Planning of Patient Care

Patient Care Plans are an invaluable tool used by nursing staff to provide quality patient care in a skilled nursing setting. 

Care Plans, in part, make up the clinical record for a given patient.  Care Plans, if created and maintained correctly, should provide a snapshot of the clinical condition it addresses.  A patient care plan should show:

  • All changes in the patient’s condition regarding the particular clinical issue addressed by the plan of care, and;
  • Physician orders and nursing interventions are taken to address each patient’s change of condition in each respective area of care.

In a sense, a care plan is a historical document, which should display an accurate chronology of a given medical condition.

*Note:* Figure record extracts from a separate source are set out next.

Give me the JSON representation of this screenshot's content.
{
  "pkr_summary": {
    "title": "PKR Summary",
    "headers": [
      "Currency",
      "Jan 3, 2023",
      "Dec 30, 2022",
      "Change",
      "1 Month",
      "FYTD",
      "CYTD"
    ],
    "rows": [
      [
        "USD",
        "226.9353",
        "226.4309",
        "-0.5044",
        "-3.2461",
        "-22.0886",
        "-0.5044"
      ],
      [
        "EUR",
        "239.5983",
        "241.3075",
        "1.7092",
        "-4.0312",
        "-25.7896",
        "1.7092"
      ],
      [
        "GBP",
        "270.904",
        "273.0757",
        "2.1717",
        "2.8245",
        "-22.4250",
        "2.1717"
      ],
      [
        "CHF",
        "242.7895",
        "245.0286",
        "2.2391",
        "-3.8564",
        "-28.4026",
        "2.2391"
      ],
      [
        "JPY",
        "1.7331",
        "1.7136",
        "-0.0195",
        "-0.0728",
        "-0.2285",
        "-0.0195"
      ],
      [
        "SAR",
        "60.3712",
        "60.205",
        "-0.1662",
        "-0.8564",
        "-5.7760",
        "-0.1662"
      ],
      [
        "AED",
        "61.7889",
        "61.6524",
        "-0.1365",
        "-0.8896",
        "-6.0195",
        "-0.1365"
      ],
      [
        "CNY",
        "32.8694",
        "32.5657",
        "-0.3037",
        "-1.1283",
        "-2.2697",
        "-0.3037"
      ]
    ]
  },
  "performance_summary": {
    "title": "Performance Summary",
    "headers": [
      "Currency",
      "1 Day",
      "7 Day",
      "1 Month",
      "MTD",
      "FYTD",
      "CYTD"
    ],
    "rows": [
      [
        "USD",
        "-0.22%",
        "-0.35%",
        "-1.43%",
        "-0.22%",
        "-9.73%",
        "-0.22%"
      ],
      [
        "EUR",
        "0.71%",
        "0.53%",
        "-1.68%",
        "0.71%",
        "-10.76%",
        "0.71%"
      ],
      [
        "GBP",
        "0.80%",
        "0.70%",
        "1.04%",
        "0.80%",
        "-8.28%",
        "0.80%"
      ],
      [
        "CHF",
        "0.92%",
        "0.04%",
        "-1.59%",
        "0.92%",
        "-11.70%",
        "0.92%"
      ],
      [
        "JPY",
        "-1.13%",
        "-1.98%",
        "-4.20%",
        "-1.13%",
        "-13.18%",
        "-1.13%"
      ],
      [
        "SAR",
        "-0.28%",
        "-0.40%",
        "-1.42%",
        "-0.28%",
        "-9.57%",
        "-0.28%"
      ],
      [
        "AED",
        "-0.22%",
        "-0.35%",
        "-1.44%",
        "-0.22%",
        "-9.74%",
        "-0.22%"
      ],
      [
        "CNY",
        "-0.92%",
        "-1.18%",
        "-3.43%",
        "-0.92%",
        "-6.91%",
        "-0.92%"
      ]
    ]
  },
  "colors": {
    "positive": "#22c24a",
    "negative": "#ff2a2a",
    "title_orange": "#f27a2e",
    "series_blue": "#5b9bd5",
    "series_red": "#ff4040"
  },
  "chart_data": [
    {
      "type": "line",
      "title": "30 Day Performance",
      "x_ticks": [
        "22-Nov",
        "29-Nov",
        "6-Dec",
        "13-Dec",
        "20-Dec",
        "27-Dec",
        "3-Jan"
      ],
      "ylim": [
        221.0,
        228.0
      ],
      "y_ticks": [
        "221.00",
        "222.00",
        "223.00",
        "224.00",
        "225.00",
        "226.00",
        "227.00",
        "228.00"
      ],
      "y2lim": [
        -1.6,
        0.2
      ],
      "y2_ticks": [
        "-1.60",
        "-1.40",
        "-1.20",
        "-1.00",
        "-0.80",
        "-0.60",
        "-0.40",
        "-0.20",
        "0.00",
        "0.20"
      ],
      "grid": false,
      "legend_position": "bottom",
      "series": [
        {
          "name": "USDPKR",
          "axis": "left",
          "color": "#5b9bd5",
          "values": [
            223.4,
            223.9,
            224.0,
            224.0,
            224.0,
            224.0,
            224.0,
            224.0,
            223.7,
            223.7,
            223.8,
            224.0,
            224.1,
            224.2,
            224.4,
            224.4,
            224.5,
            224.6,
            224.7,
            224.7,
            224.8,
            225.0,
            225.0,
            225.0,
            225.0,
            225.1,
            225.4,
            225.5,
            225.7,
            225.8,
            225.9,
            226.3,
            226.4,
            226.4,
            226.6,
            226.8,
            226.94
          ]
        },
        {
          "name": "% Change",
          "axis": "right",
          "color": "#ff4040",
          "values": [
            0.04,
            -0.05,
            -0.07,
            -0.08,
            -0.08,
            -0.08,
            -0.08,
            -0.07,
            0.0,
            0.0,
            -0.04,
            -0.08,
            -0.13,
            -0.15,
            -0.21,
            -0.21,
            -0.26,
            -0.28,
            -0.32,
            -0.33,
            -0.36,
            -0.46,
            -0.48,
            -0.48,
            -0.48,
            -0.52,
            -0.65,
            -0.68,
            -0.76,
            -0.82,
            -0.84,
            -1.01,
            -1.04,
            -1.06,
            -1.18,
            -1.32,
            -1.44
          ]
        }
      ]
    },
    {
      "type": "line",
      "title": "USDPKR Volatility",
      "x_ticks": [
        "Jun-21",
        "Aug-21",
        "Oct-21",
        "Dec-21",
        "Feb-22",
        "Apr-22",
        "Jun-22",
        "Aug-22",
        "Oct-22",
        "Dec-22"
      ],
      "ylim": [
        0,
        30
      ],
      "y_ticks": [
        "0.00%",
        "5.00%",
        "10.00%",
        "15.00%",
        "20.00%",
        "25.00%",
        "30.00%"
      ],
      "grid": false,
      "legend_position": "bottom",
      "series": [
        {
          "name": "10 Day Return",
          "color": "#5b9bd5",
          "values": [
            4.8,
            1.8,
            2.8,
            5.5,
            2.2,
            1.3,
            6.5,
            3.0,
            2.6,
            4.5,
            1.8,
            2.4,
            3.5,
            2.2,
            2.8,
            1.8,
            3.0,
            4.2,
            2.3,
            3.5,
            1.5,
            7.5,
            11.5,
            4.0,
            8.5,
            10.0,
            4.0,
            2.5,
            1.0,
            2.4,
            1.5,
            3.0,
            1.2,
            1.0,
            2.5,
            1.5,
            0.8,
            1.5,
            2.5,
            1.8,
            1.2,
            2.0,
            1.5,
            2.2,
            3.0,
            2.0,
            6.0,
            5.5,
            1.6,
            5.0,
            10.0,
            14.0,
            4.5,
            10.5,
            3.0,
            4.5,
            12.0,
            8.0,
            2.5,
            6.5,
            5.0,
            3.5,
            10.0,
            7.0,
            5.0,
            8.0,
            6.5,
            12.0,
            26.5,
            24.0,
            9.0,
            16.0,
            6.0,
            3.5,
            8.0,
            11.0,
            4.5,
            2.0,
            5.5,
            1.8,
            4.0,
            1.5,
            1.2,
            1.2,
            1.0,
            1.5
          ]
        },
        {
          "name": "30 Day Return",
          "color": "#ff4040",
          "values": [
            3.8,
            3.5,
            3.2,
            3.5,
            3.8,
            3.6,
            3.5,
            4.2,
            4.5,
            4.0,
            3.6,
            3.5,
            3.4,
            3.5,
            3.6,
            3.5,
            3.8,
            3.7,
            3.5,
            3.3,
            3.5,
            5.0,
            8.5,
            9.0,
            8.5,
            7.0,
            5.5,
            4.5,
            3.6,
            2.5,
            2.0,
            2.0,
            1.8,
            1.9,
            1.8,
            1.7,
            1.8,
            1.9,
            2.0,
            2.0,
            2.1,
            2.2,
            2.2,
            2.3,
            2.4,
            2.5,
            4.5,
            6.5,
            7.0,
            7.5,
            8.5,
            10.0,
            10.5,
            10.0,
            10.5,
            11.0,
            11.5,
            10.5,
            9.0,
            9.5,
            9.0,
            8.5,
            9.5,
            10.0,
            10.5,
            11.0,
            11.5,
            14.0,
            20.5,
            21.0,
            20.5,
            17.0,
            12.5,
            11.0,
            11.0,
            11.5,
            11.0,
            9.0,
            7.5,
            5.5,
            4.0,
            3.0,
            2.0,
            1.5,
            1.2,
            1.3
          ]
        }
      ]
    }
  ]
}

Care plans address the specific needs of the residents and will be revised as changes in the residents’ needs are identified. 

Ensuring that Care Plans are updated with all relevant information is critical to maintaining a good clinical record, which ultimately helps the patient by fostering communication between members of the nursing staff in terms of assessing the patient’s progress, the patient’s response to treatment, and changes in the patient’s condition.  The industry refers to this line of communication as CONTINUITY OF CARE.

 The importance of Care Plans has not been lost on California’s legislature.  Title 22 of California’s Code of Regulations requires nursing homes to “develop an individual, written patient care plan which indicates the care to be given, the objectives to be accomplished and the professional discipline responsible for each element of care.” Care Plans must include objectives that are “measurable and time-limited”.

Nursing Homes often neglect patient care plans, failing to update them with changes in the patient’s condition and new physician orders to address those changes.  Nursing homes often claim that Care Plans amount to nothing more than a loosely enforced guideline to assist the nursing staff in managing the care of a patient.  However, without updated, accurate care plans, patients often do not receive the medical treatment needed for their physical health needs due to the all too common breakdown in communication between the members of the nursing staff.

Title 22 CCR §72311(A)(1)(C)(2) states that “Each patient’s care shall be based on [written patient care] plan(s)”.  It is time for the nursing home industry to take this edict seriously.

CARE PLANS ARE ALSO REQUIRED IN THE ASSISTED LIVING, BOARD, AND CARE OR RCFE SETTING

Title 22 C.C.R.§87457(c)(2), requires these types facility to develop a plan of action by developing the following interventions:

  1. Objectives, within a time frame, which relate to the resident’s problems and/or unmet needs; plans for meeting the objectives.
  2. Plans for meeting the objectives.
  3. Identification of any individuals or agencies responsible for implementing each part of the plan.
  4. Method of evaluating progress.

These facilities which provide a lower level of care compared to SNFs, must perform reappraisals of the services needs required by each resident following significant changes of condition in the resident’s physical or cognitive functioning as required by Title 22 C.C.R. §87463(a)(3).

For residents with dementia, a reappraisal and medical assessments by a physician are required annually to ensure that the facility is still capable of meeting the resident’s care needs. From these reappraisals and medical assessments:

  • the resident’s plan of care is developed and used to the level of care the resident requires
  • to address the level of care and supervision required to protect the resident against health and safety hazards.